Francesca Russo, left, and Robert Jimenez, right, of Espinosa Martinez, in Miami.

Many cases are won or lost on expert opinions. Expert retention is a subtle art, often representing one of the more significant and challenging investments a party makes in a litigation. Volumes have been written on how attorneys should work with experts, how experts should be prepared, and how experts should provide their opinions during a lawsuit. Though the propriety of expert opinions and the methodologies they employ receive most of the attention—ask any lawyer or judge about Daubert or Frye, then brace yourself—what gets less consideration is the issue of when an expert opinion or report can be changed or supplemented.
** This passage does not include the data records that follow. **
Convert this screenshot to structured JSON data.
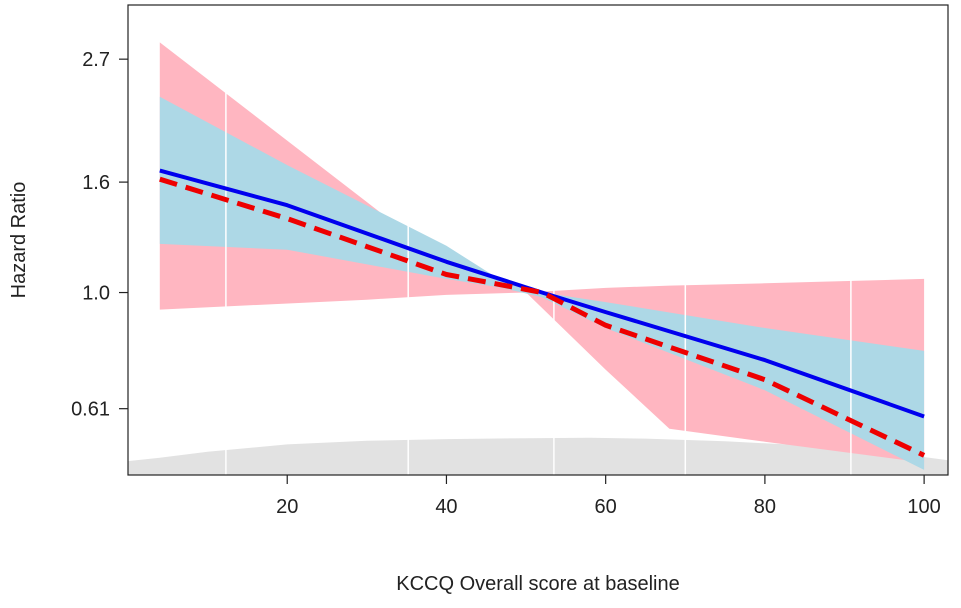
{
  "chart_data": {
    "type": "line",
    "title": "",
    "xlabel": "KCCQ Overall score at baseline",
    "ylabel": "Hazard Ratio",
    "y_scale": "log",
    "xlim": [
      0,
      103
    ],
    "ylim": [
      0.46,
      3.4
    ],
    "x_ticks": [
      20,
      40,
      60,
      80,
      100
    ],
    "x_tick_labels": [
      "20",
      "40",
      "60",
      "80",
      "100"
    ],
    "y_ticks": [
      0.61,
      1.0,
      1.6,
      2.7
    ],
    "y_tick_labels": [
      "0.61",
      "1.0",
      "1.6",
      "2.7"
    ],
    "grid": false,
    "legend": "none",
    "colors": {
      "solid_line": "#0000ee",
      "dashed_line": "#ee0000",
      "solid_band": "#add8e6",
      "dashed_band": "#ffb6c1",
      "density": "#e2e2e2",
      "rug": "#ffffff"
    },
    "series": [
      {
        "style": "solid",
        "x": [
          4,
          20,
          40,
          52,
          60,
          80,
          100
        ],
        "y": [
          1.68,
          1.45,
          1.14,
          1.0,
          0.92,
          0.75,
          0.59
        ]
      },
      {
        "style": "dashed",
        "x": [
          4,
          20,
          40,
          52,
          60,
          80,
          100
        ],
        "y": [
          1.62,
          1.37,
          1.08,
          1.0,
          0.87,
          0.69,
          0.5
        ]
      }
    ],
    "bands": [
      {
        "style": "outer",
        "x": [
          4,
          30,
          40,
          50,
          60,
          68,
          80,
          100
        ],
        "upper": [
          2.9,
          1.47,
          1.13,
          1.0,
          1.02,
          1.03,
          1.04,
          1.06
        ],
        "lower": [
          0.93,
          0.97,
          0.99,
          1.0,
          0.72,
          0.56,
          0.53,
          0.485
        ]
      },
      {
        "style": "inner",
        "x": [
          4,
          20,
          40,
          47,
          52,
          60,
          80,
          100
        ],
        "upper": [
          2.3,
          1.72,
          1.22,
          1.05,
          1.0,
          0.96,
          0.86,
          0.78
        ],
        "lower": [
          1.23,
          1.2,
          1.06,
          1.02,
          0.98,
          0.86,
          0.66,
          0.47
        ]
      }
    ],
    "density": {
      "x": [
        0,
        4,
        10,
        20,
        30,
        40,
        50,
        58,
        65,
        75,
        85,
        95,
        103
      ],
      "y": [
        0.488,
        0.495,
        0.508,
        0.524,
        0.532,
        0.536,
        0.538,
        0.539,
        0.537,
        0.531,
        0.522,
        0.508,
        0.49
      ]
    },
    "rug_x": [
      12.3,
      35.2,
      53.5,
      70,
      90.8
    ]
  }
}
In the previous two years, the Southern District of Florida has addressed this topic in a manner that should serve as a warning to many litigants and their counsel.

Federal Rule of Civil Procedure 26 requires that “a party must make expert witness disclosures at the times and in the sequence the court orders.” An expert’s report “must contain a complete statement of all opinions the witness will express and the basis and reasons for them,” as well as “the facts or data considered by the witness in forming them.” Rule 26(e) imposes a duty on an expert to supplement her report “in a timely manner if the party learns that in some material respect the disclosure … is incomplete or incorrect, and if the additional or corrective information has not otherwise been made known to the other parties during the discovery process or in writing.” However, the ability to supplement or correct an expert opinion is not without exception, and it does not allow parties to be reactive in litigation or skirt court-ordered deadlines.
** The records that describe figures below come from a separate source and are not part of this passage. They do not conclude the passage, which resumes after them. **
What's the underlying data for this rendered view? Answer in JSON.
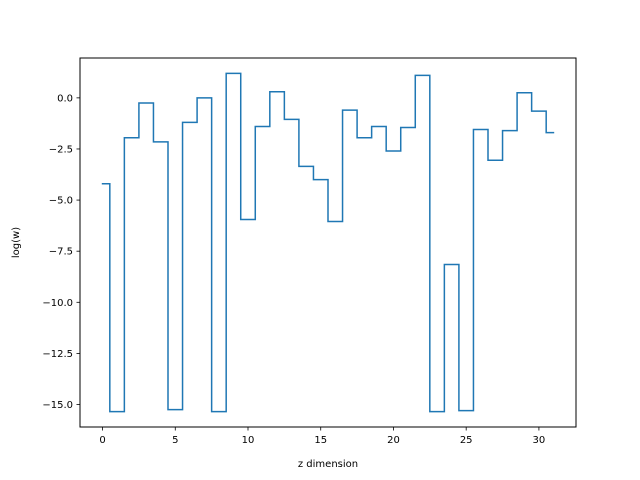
{
  "chart_data": {
    "type": "line",
    "drawstyle": "steps-mid",
    "title": "",
    "xlabel": "z dimension",
    "ylabel": "log(w)",
    "xlim": [
      -1.55,
      32.55
    ],
    "ylim": [
      -16.1,
      1.95
    ],
    "xticks": [
      0,
      5,
      10,
      15,
      20,
      25,
      30
    ],
    "xtick_labels": [
      "0",
      "5",
      "10",
      "15",
      "20",
      "25",
      "30"
    ],
    "yticks": [
      0.0,
      -2.5,
      -5.0,
      -7.5,
      -10.0,
      -12.5,
      -15.0
    ],
    "ytick_labels": [
      "0.0",
      "−2.5",
      "−5.0",
      "−7.5",
      "−10.0",
      "−12.5",
      "−15.0"
    ],
    "grid": false,
    "legend": "none",
    "line_color": "#1f77b4",
    "series": [
      {
        "x": [
          0,
          1,
          2,
          3,
          4,
          5,
          6,
          7,
          8,
          9,
          10,
          11,
          12,
          13,
          14,
          15,
          16,
          17,
          18,
          19,
          20,
          21,
          22,
          23,
          24,
          25,
          26,
          27,
          28,
          29,
          30,
          31
        ],
        "values": [
          -4.2,
          -15.35,
          -1.95,
          -0.25,
          -2.15,
          -15.25,
          -1.2,
          0.0,
          -15.35,
          1.2,
          -5.95,
          -1.4,
          0.3,
          -1.05,
          -3.35,
          -4.0,
          -6.05,
          -0.6,
          -1.95,
          -1.4,
          -2.6,
          -1.45,
          1.1,
          -15.35,
          -8.15,
          -15.3,
          -1.55,
          -3.05,
          -1.6,
          0.25,
          -0.65,
          -1.7
        ]
      }
    ]
  }
}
The Eleventh Circuit Court of Appeals “has been unequivocal … that a ‘party cannot abuse Rule 26(e) to merely bolster a defective or problematic expert witness report.’” See Goins v. Carnival, 2017 U.S. Dist. LEXIS 219151, *4 (S.D. Fla. March 3, 2017). In Goins, Florida’s Southern District again echoed that it is within a federal court’s discretion to sanction a party for the failure to comply with expert disclosure obligations. In that case, the court struck a supplemental expert report because it was served three months after the expert disclosure deadline and within 24 hours of the expert’s deposition. The party disclosing the supplemental expert opinion cited to lingering discovery disputes and delayed witness depositions as the basis for supplying a supplemental report, but the court rejected those explanations as insufficient. The court observed the expert disclosure requirements of Rule 26 are designed to provide parties a reasonable opportunity to prepare for effective cross examination and, if necessary, arrange for expert testimony from other witnesses. A more recent case illustrates what can happen when a party attempts to label an initial opinion as a “supplemental” one.

In Tessina Holdings Pty. v. Trend, S.P.A., 2018 U.S. Dist. LEXIS 171017 (S.D. Fla. Oct. 1, 2018), the Southern District Court encountered a more extreme version of the facts in Goins. There, the defendants had initially submitted a three-page rebuttal report that the court agreed was akin to “a notice of appearance for an expert,” largely because it provided no substantive analysis or calculations at all and was, in essence, a mere placeholder. Ten months later, at the rebuttal expert’s deposition on the final day of discovery, the rebuttal expert offered what was labeled as a “supplemental report” that, for the first time, contained analysis and an opinion. The expert also testified that she was not given any documents to review until nearly nine months after her initial “report.” Following a hearing and detailed briefing on the issue, the magistrate judge recommended that the “supplemental” report be stricken and the opinions be excluded, ruling that Federal Rule 26 had been violated and that the delays were neither justified nor harmless under Rule 37.

While the striking of an expert report is a serious step and courts have discretion on the issue, there are some clear guidelines on how to avoid being left without an expert opinion. While it may seem obvious, timely seek an extension of time if your expert requires more time to investigate the facts and review bona fide documents that are legitimately necessary to render the expert opinion. If it becomes necessary to supplement the expert report at a later date, do so as expeditiously as possible in order to provide the other side with sufficient notice. An opposing party will need adequate time to analyze a supplemental report and confer with their own expert before discovery closes, and this is a significant factor for a court’s determination on whether or not a supplemental report is prejudicial. You and your client will be thankful if you properly mind your expert.